Need Help. XPAL implementation for Odejava

If you can execute a call to collide2 it is :wink: … looking at it, now…
…there are copy paste bugs in the javadoc of getSpaceFromNativeAddr…
…you implemented nativeAddr correctly - but that cannot be used for collide2, as that expects the ID :stuck_out_tongue: . The ID is an address, but not the native address - the ID points to the native address. This confusing pointer stuff is caused by bad use of SWIG - all of this getNativeAdress and getCPtr stuff should be removed, but I didn’t take the time for it.

looks ok - only that you must not use the nativeAddress but the CPtr

Ah, Thanks.

I’ve changed that to use getCPtr() instead of getNativeAddress(). No crashes anymore :). But I also don’t receive any collisions. Do I have to do anything more than just collide2() and then iterate over collision.getContactCount()?

Marvin

You need to apply them to get contact joints. Or do you mean that there are no collisions reported to iterate over?

Yes. This is the code:


JavaCollision collision = new JavaCollision(world);
Contact contact = new Contact(collision.getContactIntBuffer(), collision.getContactFloatBuffer());

collision.collide2(c1, c2);

//collision.applyContacts(); <------ Is this necessaray somewhere? It doesn't have an effect for the problem.

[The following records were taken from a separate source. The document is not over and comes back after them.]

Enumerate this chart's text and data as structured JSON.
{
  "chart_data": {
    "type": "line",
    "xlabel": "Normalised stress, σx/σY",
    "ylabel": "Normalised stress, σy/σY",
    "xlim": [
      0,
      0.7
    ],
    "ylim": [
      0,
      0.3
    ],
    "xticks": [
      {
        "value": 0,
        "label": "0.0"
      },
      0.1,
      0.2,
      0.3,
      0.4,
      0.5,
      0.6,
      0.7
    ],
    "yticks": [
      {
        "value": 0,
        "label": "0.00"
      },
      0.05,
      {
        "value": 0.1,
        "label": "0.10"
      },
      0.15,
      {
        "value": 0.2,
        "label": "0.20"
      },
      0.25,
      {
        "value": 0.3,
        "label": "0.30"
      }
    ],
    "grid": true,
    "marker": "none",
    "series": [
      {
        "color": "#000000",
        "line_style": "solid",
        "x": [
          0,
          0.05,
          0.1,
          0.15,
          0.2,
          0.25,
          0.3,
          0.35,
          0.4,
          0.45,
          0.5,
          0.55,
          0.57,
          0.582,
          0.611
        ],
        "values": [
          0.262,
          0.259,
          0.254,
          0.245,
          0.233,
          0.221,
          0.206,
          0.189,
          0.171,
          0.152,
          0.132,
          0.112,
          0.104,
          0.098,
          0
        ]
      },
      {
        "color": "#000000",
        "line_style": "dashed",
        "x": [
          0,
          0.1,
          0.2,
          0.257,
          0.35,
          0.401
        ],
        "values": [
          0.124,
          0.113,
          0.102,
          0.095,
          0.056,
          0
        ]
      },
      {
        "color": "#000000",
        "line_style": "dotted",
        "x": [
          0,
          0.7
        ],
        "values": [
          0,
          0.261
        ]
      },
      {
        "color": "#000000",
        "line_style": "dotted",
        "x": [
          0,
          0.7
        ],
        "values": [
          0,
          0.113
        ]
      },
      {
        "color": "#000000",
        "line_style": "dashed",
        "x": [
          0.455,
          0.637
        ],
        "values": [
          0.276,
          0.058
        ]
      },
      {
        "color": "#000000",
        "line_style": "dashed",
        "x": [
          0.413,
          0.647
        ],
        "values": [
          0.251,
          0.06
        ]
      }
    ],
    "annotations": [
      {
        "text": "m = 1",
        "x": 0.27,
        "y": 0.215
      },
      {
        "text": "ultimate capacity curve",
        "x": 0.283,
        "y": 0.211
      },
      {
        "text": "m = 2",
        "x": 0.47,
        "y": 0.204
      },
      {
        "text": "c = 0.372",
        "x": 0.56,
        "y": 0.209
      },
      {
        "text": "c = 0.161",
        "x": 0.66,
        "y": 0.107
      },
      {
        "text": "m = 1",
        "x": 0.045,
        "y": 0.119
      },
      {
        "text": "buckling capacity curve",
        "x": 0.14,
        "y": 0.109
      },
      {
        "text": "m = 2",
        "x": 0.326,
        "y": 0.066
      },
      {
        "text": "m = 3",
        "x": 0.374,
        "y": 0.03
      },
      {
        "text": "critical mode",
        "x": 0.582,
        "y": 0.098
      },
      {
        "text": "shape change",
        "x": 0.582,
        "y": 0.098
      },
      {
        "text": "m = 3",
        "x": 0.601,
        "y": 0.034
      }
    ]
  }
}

for (int i = 0; i < collision.getContactCount(); i++)
{
    // This is never reached! (getContactCount() always seems to return 0)
}

The world passed to the JavaCollision constructor is a new World instance, that has nothing to do with the rest of the scene. Could this be a problem?

The collision.getContactCount() call always returns 0, no matter if I execute collision.applyContacts() before.

Marvin

:o of course! The geoms need to be in the same world and the JavaCollision needs to know that world.

You should not create more than one JavaCollision per world, btw - it uses many resources (esp. native contact buffer) and I’m not sure they are freed correctly (e.g. with garbage collection of the Java object).

And: you not invoke apply contacts before iterating through them but after you iterated through them and values were customized. Have a look at the demos - contacts are working fine in the old xith demos.

Note (maybe I did not express that string enough before) : by using collide2(geom,geom) for all the geoms you kind of ‘misuse’ the collision detection - you don’t use spaces, and spaces are the important stuff to make collision detection fast. So if you plan to do simulation where most things can collide with each other, use spaces and collide them!

What if the Geoms are NOT in any World? Do I have to put them into a World just to do collision detection even if I don’t need the simulation part?

Well, I only created one JavaCollision per check for testing reasons. I wanted to make it a singleton. So don’t worry ;).

Well, as I said. It’s not working with or without the applyContacts() call. Btw. What do I have to call to remove the joint contacts again (if there’s anything).

And none of these demos uses collide2(). They all use collide().

Well, everything should be possible. The very most used case is geom-space, which is where I need collide2(), too. But It should use the space for optimization, shouldn’t it?

If ONLY one geom is to be tested against one geom, it is certainly faster to just test that geom, but not all the others in the same space, too, right?

Marvin

Marvin

Ah, ok, that should be fine. Then you don’t need to apply contacts (which is the only thing that uses the world) either.

[quote]The very most used case is geom-space, which is where I need collide2(), too. But It should use the space for optimization, shouldn’t it?
[/quote]
sure

[quote]And none of these demos uses collide2(). They all use collide().
[/quote]
Uh, true. But it’s used in jME Physics 2…

Probably the geoms’ positions are wrong? Or you passed the geom and not the geomTranform?

ok.

Just to make sure: The collide2() call will traverse through all the whole space (if a space is passed), and maybe subspaces, but not just check the space itself, right?

This is a good point. I just use pass the geom’s/space’es IDs to the collide2() method like this:

collision.collide2( geom1.getID(), space2.getID() ); // getID() returns the result of getCPtr().

Where do I get the GeomTransform from?

Marvin

I have embedded the actual Geom within a GeomTransform and am using it for positioning and collision detection. But I still don’t get any collisions :(. Any hints? Could you maybe setup a small example using collide2()?

Marvin

OK, I found one bug. The internal call to spaceCollide2() returns the contact count as well as the spaceCollide() method does. But the value was not stored to the contactCount variable. Now I am getting contact counts.

Marvin

According to this doc: http://www.ode.org/ode-0.5-userguide.html#sec_10_5_2 the dSpaceCollide2() method should take a callback. How is this implemented in Odejava? Is there maybe a bug? If I pass a Geom’s ID as first argument, this Geom should always be the first one the callback and therefore be stored in contact.getGeom1(). And there should definitely never be a null Geom in a Contact.